Mozambique´s GDP should fall 3.8% in 2020, owing to the impact of the Covid-19 pandemic, according to the Economist Intelligence Unit (EIU), which has revised the forecast upwards.
Real GDP shrank by 3.3% year on year in the second quarter of 2020 “owing to the impact of the pandemic, but will be dampened in the second half by low base effects”, the EIU says in its latest report on Mozambique.
“The impact of the pandemic will weigh heavily on the economy, with real GDP contracting by 3.8% in 2020, before recovering slowly to growth of 1% in 2021. Real GDP growth will average 6.9% a year in 2022-24, driven mainly by the gas industry”, it adds.
The EIU´s previous GDP forecast pointed to a decline of 4.4%, 0.6 percentage points bellow the new one.
2020 Forecasts for inflation were also revised by the EIU, to 3.4% in 2020, from 3.6% previously, “reflecting reduced consumer demand during the lockdown (which will outweigh the impact of the currency depreciation)”.
Regarding the Covid-19 pandemic, the report says “existing preventive measures have failed to contain the virus, owing to poor testing.

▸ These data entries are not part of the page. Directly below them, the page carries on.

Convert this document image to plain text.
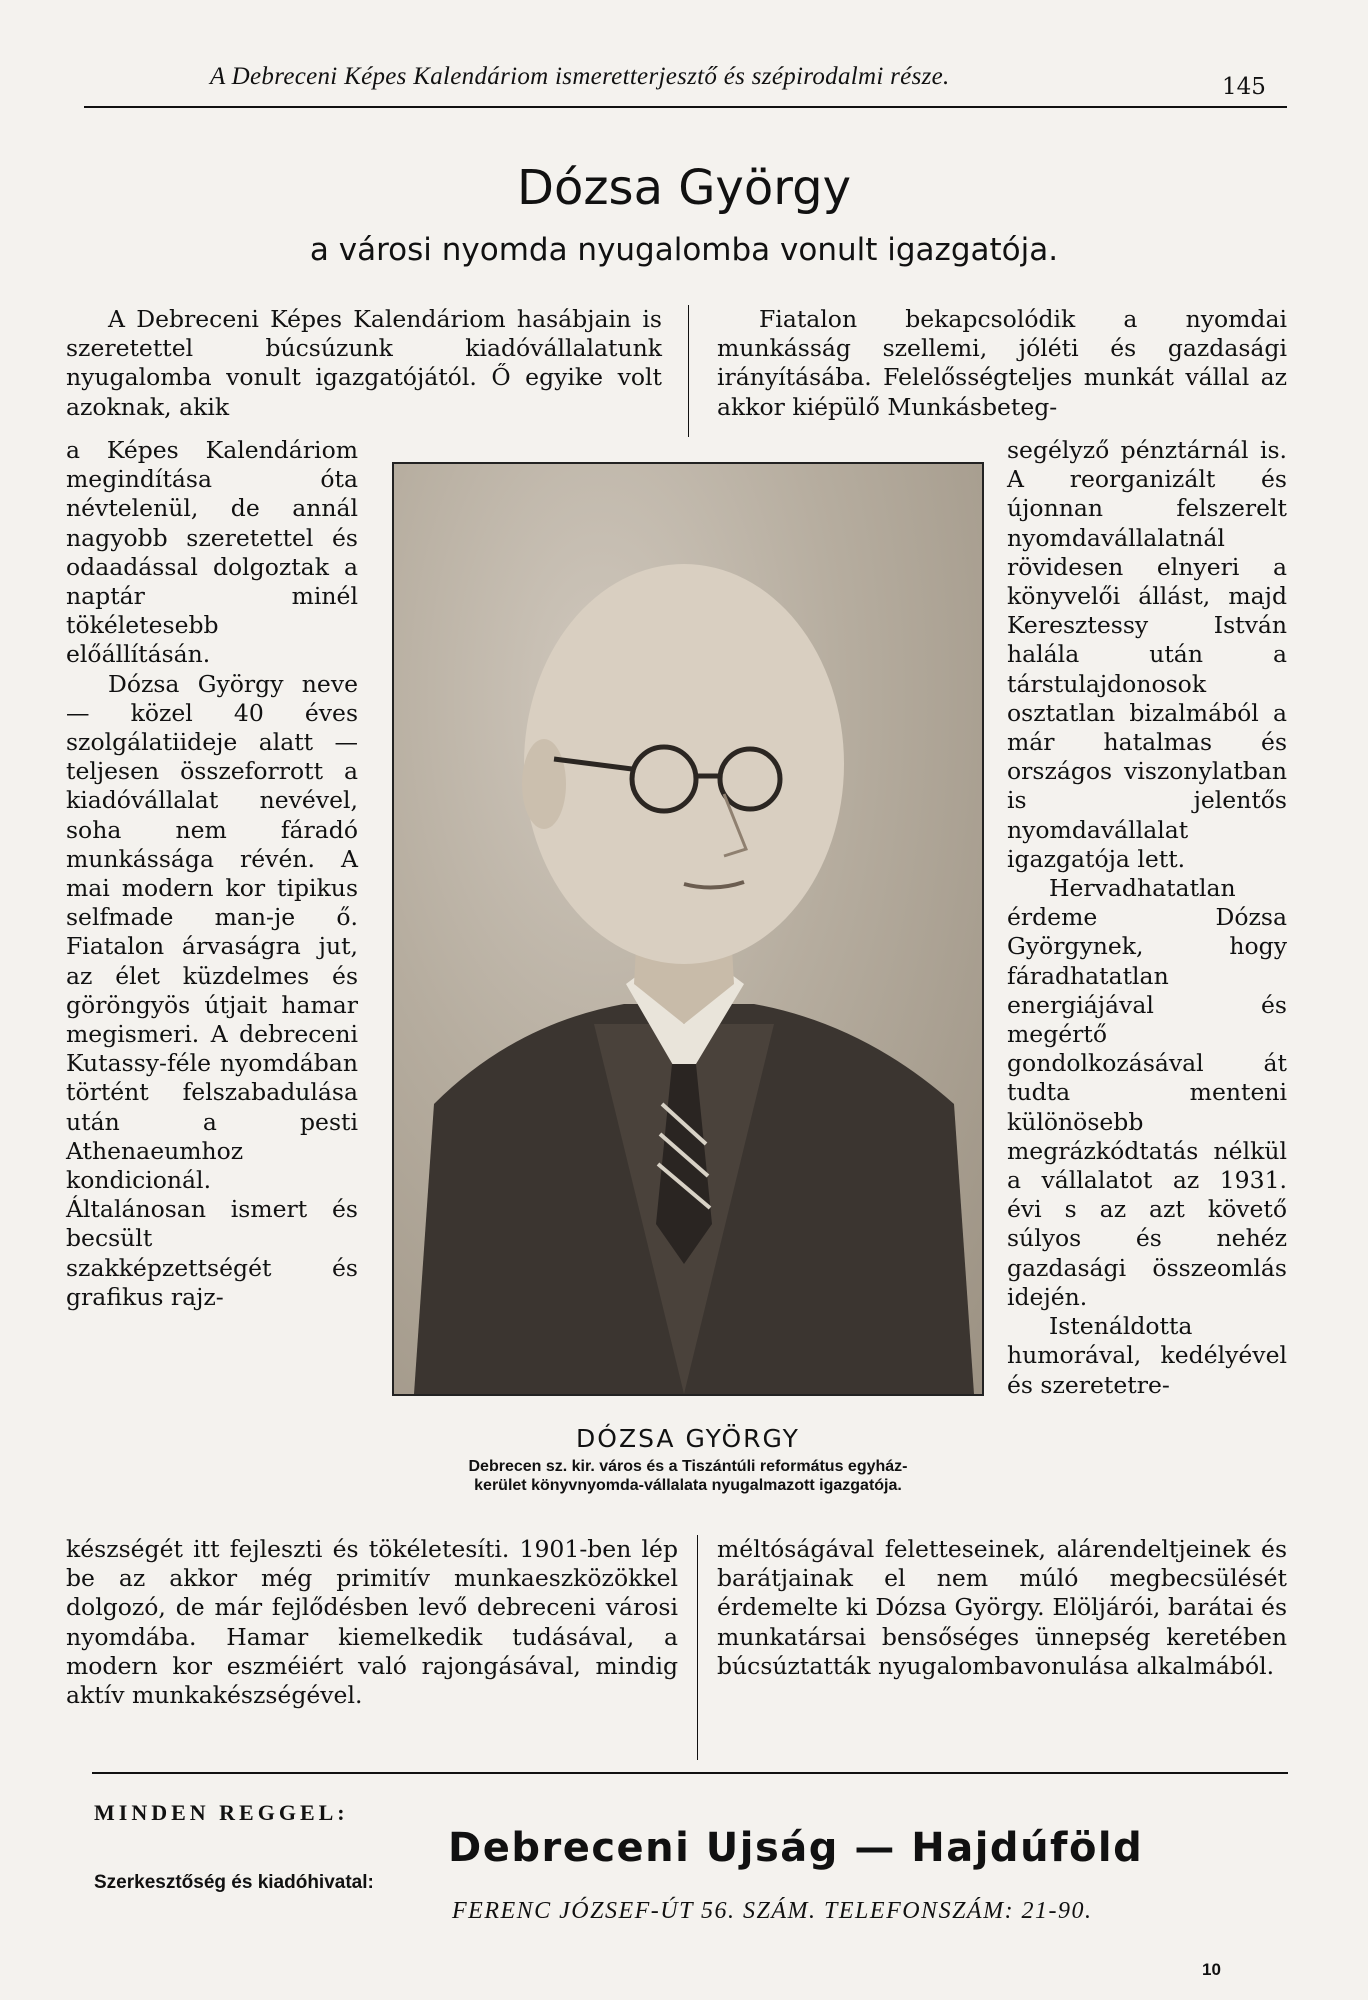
A Debreceni Képes Kalendáriom ismeretterjesztő és szépirodalmi része.	145
Dózsa György
a városi nyomda nyugalomba vonult igazgatója.

A Debreceni Képes Kalendáriom hasábjain is szeretettel búcsúzunk kiadóvállalatunk nyugalomba vonult igazgatójától. Ő egyike volt azoknak, akik

a Képes Kalendáriom megindítása óta névtelenül, de annál nagyobb szeretettel és odaadással dolgoztak a naptár minél tökéletesebb előállításán.

Dózsa György neve — közel 40 éves szolgálatiideje alatt — teljesen összeforrott a kiadóvállalat nevével, soha nem fáradó munkássága révén. A mai modern kor tipikus selfmade man-je ő. Fiatalon árvaságra jut, az élet küzdelmes és göröngyös útjait hamar megismeri. A debreceni Kutassy-féle nyomdában történt felszabadulása után a pesti Athenaeumhoz kondicionál. Általánosan ismert és becsült szakképzettségét és grafikus rajz-

Fiatalon bekapcsolódik a nyomdai munkásság szellemi, jóléti és gazdasági irányításába. Felelősségteljes munkát vállal az akkor kiépülő Munkásbeteg-

segélyző pénztárnál is. A reorganizált és újonnan felszerelt nyomdavállalatnál rövidesen elnyeri a könyvelői állást, majd Keresztessy István halála után a társtulajdonosok osztatlan bizalmából a már hatalmas és országos viszonylatban is jelentős nyomdavállalat igazgatója lett.

Hervadhatatlan érdeme Dózsa Györgynek, hogy fáradhatatlan energiájával és megértő gondolkozásával át tudta menteni különösebb megrázkódtatás nélkül a vállalatot az 1931. évi s az azt követő súlyos és nehéz gazdasági összeomlás idején.

Istenáldotta humorával, kedélyével és szeretetre-

DÓZSA GYÖRGY
Debrecen sz. kir. város és a Tiszántúli református egyház-
kerület könyvnyomda-vállalata nyugalmazott igazgatója.

készségét itt fejleszti és tökéletesíti. 1901-ben lép be az akkor még primitív munkaeszközökkel dolgozó, de már fejlődésben levő debreceni városi nyomdába. Hamar kiemelkedik tudásával, a modern kor eszméiért való rajongásával, mindig aktív munkakészségével.

méltóságával feletteseinek, alárendeltjeinek és barátjainak el nem múló megbecsülését érdemelte ki Dózsa György. Elöljárói, barátai és munkatársai bensőséges ünnepség keretében búcsúztatták nyugalombavonulása alkalmából.

MINDEN REGGEL:
Debreceni Ujság — Hajdúföld
Szerkesztőség és kiadóhivatal:
FERENC JÓZSEF-ÚT 56. SZÁM. TELEFONSZÁM: 21-90.
10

Many restrictions are likely to remain in place, although they will be eased further as the government seeks to limit the economic and social fallout from the pandemic”.
Looking ahead, another “struggle” for the government will be to contain the insurgency in Cabo Delgado province or to address its underlying causes, “potentially delaying development of the nascent gas sector”.

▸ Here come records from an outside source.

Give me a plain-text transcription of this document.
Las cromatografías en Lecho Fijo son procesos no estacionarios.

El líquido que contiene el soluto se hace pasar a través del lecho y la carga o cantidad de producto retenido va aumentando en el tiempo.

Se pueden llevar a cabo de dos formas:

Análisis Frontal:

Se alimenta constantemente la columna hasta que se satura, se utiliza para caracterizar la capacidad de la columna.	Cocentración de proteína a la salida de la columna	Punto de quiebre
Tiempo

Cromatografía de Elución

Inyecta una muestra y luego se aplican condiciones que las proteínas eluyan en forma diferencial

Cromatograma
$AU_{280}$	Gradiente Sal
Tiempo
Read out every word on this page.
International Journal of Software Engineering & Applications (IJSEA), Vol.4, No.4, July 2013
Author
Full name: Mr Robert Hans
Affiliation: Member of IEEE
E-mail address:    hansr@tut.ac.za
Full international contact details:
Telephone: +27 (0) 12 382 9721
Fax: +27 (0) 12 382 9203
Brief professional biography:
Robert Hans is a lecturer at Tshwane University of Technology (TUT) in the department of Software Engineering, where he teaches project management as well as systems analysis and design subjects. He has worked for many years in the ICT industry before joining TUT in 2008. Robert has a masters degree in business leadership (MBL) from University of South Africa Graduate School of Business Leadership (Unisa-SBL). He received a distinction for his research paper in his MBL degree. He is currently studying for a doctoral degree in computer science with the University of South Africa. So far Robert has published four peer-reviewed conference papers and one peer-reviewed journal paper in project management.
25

“Mozambique was cut off from capital markets in 2016 following the revelation of illegally contracted secret debt, but private-sector partners are willing to finance the gas industry”, the EIU says.

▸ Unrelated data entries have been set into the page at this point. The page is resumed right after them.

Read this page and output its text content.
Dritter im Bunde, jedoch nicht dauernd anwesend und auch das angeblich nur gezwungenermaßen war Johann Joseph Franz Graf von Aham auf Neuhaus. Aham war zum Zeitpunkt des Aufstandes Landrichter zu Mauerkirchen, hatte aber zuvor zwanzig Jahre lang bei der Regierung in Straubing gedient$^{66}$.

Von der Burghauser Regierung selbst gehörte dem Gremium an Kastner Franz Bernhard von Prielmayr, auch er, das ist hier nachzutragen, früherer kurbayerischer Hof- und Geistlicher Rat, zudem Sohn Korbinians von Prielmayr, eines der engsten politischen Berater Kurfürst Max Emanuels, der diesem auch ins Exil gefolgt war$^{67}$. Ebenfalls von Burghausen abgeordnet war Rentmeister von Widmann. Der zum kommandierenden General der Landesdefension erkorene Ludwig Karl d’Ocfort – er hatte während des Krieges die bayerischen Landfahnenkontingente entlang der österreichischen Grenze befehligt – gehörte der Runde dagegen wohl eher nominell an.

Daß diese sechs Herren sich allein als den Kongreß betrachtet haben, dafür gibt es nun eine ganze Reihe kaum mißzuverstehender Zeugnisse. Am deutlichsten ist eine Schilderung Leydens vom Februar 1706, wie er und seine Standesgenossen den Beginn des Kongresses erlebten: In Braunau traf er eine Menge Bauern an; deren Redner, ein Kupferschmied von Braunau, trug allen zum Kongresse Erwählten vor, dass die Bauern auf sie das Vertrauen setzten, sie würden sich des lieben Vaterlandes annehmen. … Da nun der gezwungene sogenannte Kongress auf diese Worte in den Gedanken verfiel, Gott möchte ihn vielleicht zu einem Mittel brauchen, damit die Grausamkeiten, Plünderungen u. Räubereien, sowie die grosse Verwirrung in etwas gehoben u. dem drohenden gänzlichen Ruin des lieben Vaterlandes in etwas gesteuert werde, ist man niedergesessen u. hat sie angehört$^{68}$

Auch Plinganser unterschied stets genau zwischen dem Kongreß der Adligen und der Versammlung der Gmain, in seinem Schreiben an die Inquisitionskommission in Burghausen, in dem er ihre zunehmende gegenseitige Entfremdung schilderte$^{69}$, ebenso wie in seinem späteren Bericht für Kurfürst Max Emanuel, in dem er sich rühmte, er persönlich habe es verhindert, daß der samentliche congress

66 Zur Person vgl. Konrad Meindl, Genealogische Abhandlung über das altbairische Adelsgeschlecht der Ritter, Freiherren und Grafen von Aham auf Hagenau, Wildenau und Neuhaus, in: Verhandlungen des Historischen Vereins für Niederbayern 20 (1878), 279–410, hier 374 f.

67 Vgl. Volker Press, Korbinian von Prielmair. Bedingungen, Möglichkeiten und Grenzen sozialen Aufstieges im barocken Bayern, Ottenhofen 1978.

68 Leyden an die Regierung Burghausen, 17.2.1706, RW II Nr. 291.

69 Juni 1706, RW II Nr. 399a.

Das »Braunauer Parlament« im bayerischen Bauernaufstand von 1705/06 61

The fiscal deficit is expected to widen in 2020 as revenue plummets, and to contract in 2021 as government spending dips, and “accelerating economic growth and gas earnings will boost revenue and reduce the deficit through to 2024”.
The current-account deficit will widen to 28.4% of GDP in 2020 as exports decline, and to 35.5% of GDP in 2023 as capital goods imports for the gas industry rise, the EIU adds.